What is the SaaS rule of 40?

What is the SaaS rule of 40?
Metrics
Rich Chetwynd
Rich Chetwynd

The Rule of 40 is a quick yet effective way to evaluate the overall health and potential growth of a company. It is widely used in the world of B2B SaaS and is calculated using two key metrics: growth rate and profit margin. The goal is a result greater than 40, which indicates a healthy and sustainable business.

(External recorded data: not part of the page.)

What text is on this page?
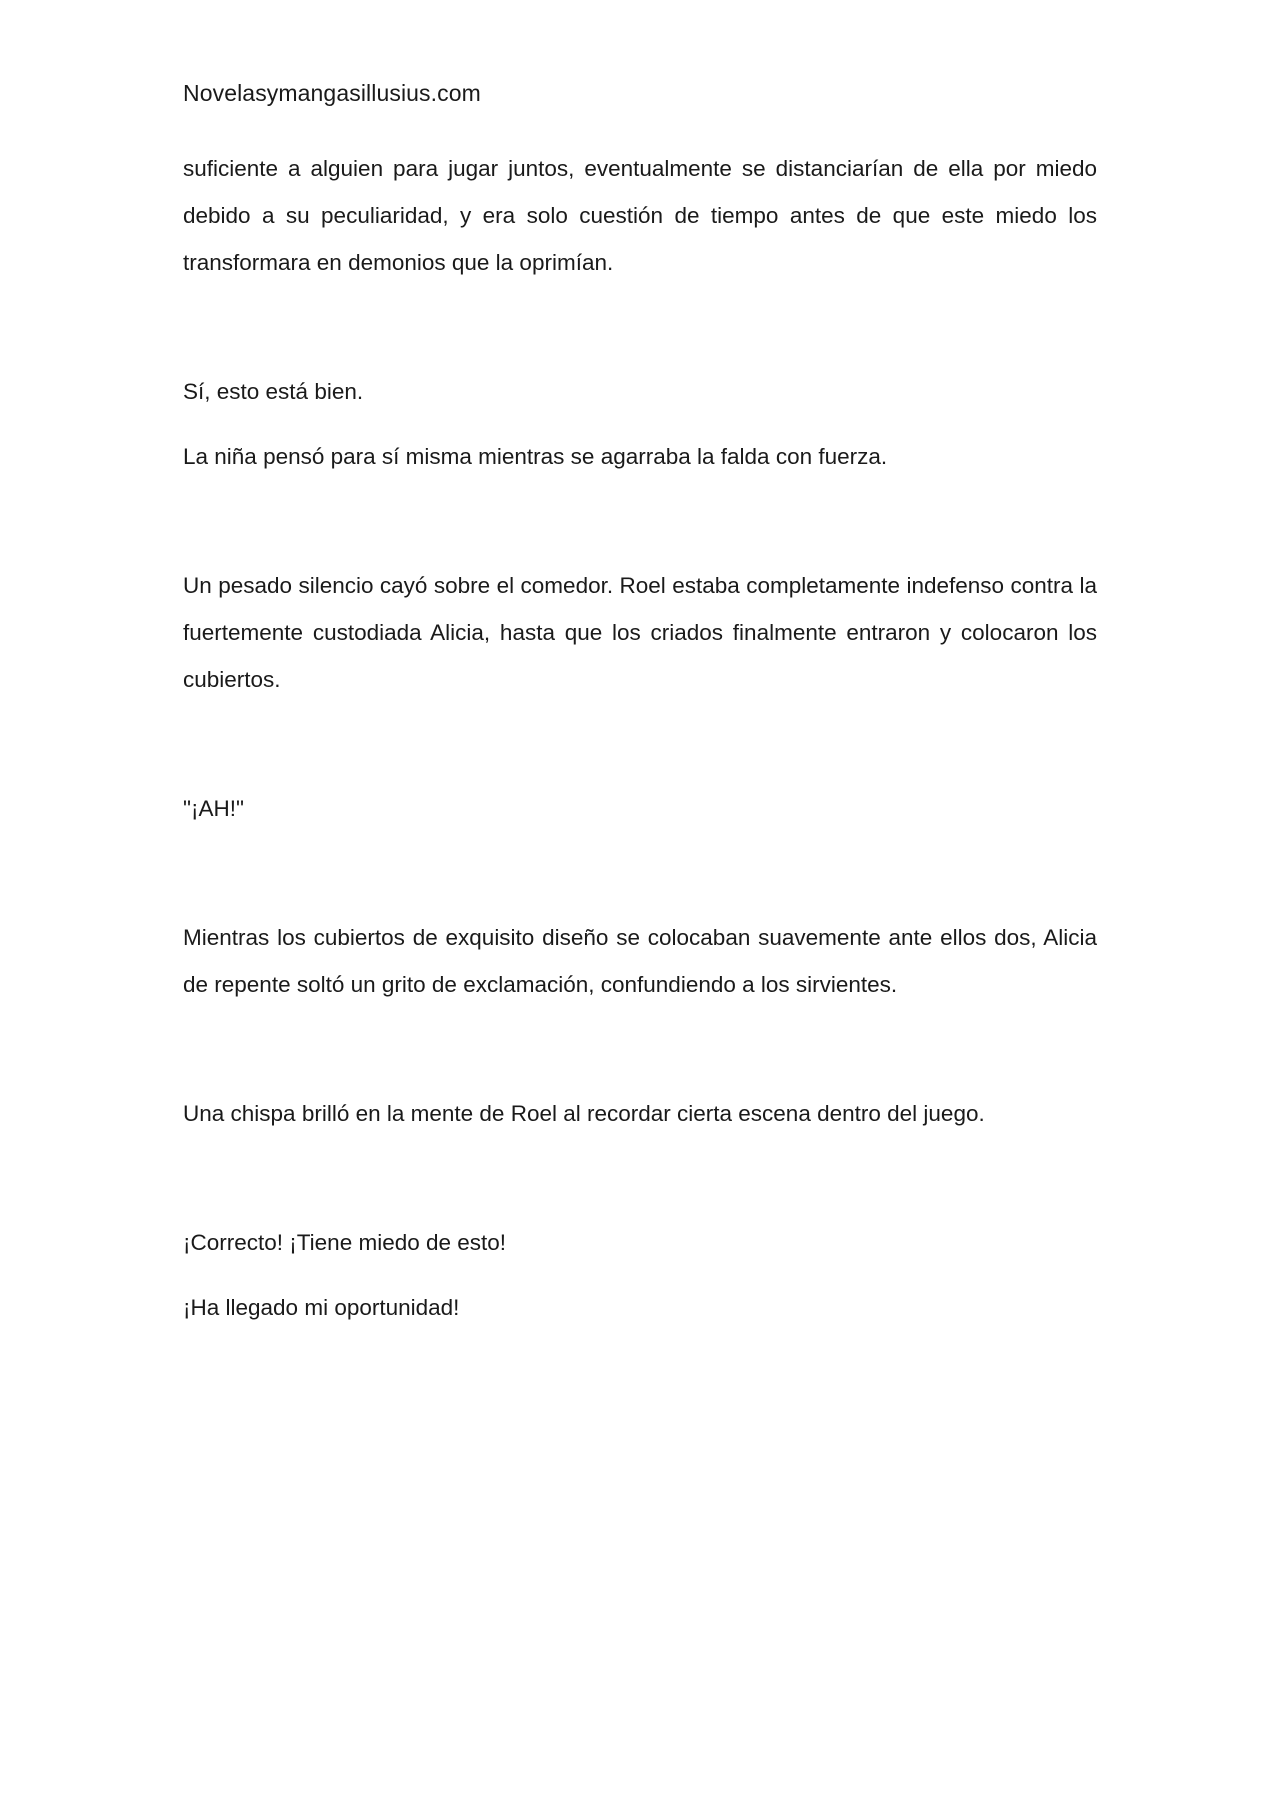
Novelasymangasillusius.com

suficiente a alguien para jugar juntos, eventualmente se distanciarían de ella por miedo debido a su peculiaridad, y era solo cuestión de tiempo antes de que este miedo los transformara en demonios que la oprimían.

Sí, esto está bien.

La niña pensó para sí misma mientras se agarraba la falda con fuerza.

Un pesado silencio cayó sobre el comedor. Roel estaba completamente indefenso contra la fuertemente custodiada Alicia, hasta que los criados finalmente entraron y colocaron los cubiertos.

"¡AH!"

Mientras los cubiertos de exquisito diseño se colocaban suavemente ante ellos dos, Alicia de repente soltó un grito de exclamación, confundiendo a los sirvientes.

Una chispa brilló en la mente de Roel al recordar cierta escena dentro del juego.

¡Correcto! ¡Tiene miedo de esto!

¡Ha llegado mi oportunidad!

To calculate the SaaS Rule of 40, you simply add the company’s annual growth rate to its profit margin, both expressed as a percentage. Any result under 40 signals potential cashflow problems and requires evaluating business strategy to promote growth while improving profit margins.

Examples

Company A has a growth rate of 25% and a profit margin of 20%, scoring 45 (healthy). However, a 20% slowdown in growth would place them in the danger zone.

Company B has a growth rate of 30% and a profit margin of 5%, scoring an unhealthy 35. They need either a 17% growth bump or a 100% improvement in profit margins to reach health.

How is it Useful During an Economic Downturn?

During economic downturns, when overall market growth slows, the Rule of 40 becomes most valuable. It clarifies what changes companies can make to reach health by combining two often-isolated metrics into one balanced evaluation.

Companies that maintain a score of 40 during turbulent times focus on customer retention, which keeps growth trending positively while carefully managing expenses to improve profit margins. Strategies include offering flexible pricing and payment plans, eliminating non-essential expenses, and continuing product innovation to remain competitive.